De huidige vereniging van de "Vrienden van het kasteel" heeft als doel het kasteel te doen leven door de organisatie van culturele activiteiten zoals : tentoonstellingen,concert, theater,Kerstmismarkt, Papier en boekmarkt, geleide bezoeken ,...

De salons zijn met Louis XV en Louis XVI meubels versierd en met een verzameling van porseleinen van Doornik, zilverwerk, Chinese voorwerpen.
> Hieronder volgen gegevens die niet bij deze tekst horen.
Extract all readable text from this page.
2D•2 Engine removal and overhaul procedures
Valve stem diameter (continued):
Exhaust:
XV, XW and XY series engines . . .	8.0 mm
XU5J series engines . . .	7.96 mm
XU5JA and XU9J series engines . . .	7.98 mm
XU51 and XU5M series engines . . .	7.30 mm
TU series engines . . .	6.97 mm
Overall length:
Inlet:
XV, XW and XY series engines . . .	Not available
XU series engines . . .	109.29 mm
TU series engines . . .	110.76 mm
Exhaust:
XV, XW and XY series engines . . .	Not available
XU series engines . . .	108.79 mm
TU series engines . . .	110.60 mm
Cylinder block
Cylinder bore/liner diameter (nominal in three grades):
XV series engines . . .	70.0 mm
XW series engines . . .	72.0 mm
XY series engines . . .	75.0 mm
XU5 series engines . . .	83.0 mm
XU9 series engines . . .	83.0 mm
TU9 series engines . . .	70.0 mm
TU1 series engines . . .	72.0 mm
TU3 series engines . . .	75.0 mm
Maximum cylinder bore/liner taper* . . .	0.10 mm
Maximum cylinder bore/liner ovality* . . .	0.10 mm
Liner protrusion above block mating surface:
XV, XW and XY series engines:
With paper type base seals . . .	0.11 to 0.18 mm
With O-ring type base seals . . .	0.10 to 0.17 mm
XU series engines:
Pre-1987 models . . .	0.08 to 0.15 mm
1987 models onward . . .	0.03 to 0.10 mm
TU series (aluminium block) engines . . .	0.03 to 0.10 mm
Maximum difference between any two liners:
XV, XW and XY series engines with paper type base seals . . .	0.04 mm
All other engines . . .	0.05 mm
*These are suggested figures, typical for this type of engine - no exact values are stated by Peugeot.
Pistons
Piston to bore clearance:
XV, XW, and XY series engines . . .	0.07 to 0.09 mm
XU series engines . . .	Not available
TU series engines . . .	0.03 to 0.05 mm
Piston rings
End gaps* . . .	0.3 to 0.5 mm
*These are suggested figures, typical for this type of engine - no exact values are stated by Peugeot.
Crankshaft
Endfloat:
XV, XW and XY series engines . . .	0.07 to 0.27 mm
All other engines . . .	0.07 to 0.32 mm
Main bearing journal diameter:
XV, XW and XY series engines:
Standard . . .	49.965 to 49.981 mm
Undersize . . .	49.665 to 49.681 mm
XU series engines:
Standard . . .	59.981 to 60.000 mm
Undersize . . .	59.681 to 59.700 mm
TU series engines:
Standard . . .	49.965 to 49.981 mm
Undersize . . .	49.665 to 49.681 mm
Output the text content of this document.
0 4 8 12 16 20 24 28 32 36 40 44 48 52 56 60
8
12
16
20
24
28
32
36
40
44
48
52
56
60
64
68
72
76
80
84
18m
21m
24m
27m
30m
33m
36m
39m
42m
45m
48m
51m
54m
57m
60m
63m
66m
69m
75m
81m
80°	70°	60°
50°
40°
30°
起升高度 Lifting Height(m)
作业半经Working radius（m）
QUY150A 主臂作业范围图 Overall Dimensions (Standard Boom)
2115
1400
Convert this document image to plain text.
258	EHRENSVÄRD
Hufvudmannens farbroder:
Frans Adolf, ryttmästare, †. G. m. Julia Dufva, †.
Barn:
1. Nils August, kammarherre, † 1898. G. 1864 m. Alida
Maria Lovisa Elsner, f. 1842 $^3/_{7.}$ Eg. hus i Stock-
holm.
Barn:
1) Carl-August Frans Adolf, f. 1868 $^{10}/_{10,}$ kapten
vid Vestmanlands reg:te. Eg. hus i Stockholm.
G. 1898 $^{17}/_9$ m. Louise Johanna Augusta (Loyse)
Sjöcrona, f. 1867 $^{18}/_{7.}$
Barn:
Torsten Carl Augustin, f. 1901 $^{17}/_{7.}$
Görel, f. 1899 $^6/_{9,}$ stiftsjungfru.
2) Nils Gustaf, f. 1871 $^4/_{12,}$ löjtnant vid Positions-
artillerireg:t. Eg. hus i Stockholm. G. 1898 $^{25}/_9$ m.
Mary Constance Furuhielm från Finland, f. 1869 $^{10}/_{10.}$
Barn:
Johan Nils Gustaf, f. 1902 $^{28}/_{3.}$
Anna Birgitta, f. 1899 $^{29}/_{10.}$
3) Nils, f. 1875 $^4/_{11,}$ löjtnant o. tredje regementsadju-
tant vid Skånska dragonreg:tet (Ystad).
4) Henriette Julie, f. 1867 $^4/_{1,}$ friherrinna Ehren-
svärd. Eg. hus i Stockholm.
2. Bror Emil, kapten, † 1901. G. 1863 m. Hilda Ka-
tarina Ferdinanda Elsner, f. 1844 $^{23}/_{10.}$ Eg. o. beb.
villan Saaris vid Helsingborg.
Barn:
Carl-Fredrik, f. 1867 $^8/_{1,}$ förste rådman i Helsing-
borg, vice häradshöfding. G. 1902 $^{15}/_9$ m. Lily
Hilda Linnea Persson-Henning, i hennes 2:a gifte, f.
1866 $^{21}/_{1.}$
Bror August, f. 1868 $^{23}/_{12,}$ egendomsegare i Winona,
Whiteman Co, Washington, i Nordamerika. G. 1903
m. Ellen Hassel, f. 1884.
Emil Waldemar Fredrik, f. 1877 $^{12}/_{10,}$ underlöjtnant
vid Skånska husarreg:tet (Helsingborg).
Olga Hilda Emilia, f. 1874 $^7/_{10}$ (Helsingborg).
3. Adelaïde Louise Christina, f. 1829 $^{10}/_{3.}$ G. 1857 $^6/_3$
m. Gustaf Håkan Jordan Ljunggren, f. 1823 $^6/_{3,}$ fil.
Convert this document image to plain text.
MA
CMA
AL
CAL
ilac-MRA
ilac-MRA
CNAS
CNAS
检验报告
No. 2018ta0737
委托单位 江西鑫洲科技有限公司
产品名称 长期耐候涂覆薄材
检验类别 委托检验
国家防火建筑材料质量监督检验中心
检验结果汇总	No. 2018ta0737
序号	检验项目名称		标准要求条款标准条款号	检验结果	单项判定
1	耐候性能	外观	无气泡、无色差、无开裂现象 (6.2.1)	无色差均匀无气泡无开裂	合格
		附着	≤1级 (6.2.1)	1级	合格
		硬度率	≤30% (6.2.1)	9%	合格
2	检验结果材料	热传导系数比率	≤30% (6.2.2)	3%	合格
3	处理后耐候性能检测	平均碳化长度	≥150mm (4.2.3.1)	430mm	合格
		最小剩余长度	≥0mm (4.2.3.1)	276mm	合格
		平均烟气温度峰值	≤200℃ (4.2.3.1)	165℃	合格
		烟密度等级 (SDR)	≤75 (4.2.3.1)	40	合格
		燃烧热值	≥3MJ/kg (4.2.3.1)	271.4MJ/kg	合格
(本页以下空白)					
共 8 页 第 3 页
We bezitten ook een museum, uniek in België "Leven en Werk van onze Voorouders": onder het XVIde eeuwse timmerwerk ziet men een belangrijke en merkwaardige verzameling van 3.000 werktuigen en voorwerpen uit het einde van de negentiende eeuw en het begin van de twintigste eeuw die 40 ambachten voorstellen.

In de nieuwe zalen is er een uitstalling van beroemde artiesten zoals:

- Jean Ransy, de kunst van het symbolisme

- Albert Mascaux, impressionistische

- Roméo Dumoulin, kenner van het volksleven

In het kasteeltje is er een tentoonstelling van schilderijen en beeldhouwwerk van Charles Delporte, de aanschouwer die zijn kunstwerken in de vijf werelddelen voorstelt.

 

Elk jaar organiseren we tentoonstellingen met verschillende thema's :

-"Henri Beyaert, architekt"

-"De Gulden Vlies, prinsennet"

- "Het Tapijtwerk van Bayeux"

- "Leven en Werken op de waterwegen in het verleden"

- "Oude werktuigen van Wallonië"

- "De familie Simon uit Trazegnies, drie generaties van architekten "

-"De Heren van Trazegnies, geschiedenis van een vrijplaats "

- "Verfijnde wreedheid, wapens uit Azië"

- "Leven en Werk van onze Voorouders" verwijzing naar het museum

- "Trazegnies, wandeling in het verleden" - tentoonstellingen van postkaarten

 

De geleide bezoeken gebeuren gedurende de hele zomer d.w.z. vanaf 1mei tot 30 september van 14;30 tot 17;30 alle zaterdagen, zondagen en feestdagen - U zult met een gids het kasteel, zijn talrijke zalen, zijn kelders, zijn park en zijn restaurant ontdekken.

Het Kasteel van Trazegnies staat daar ondanks de schade die het heeft ondergaan als een getuige van een prachtig verleden, trouw aan zijn motto " Tan Que Vive".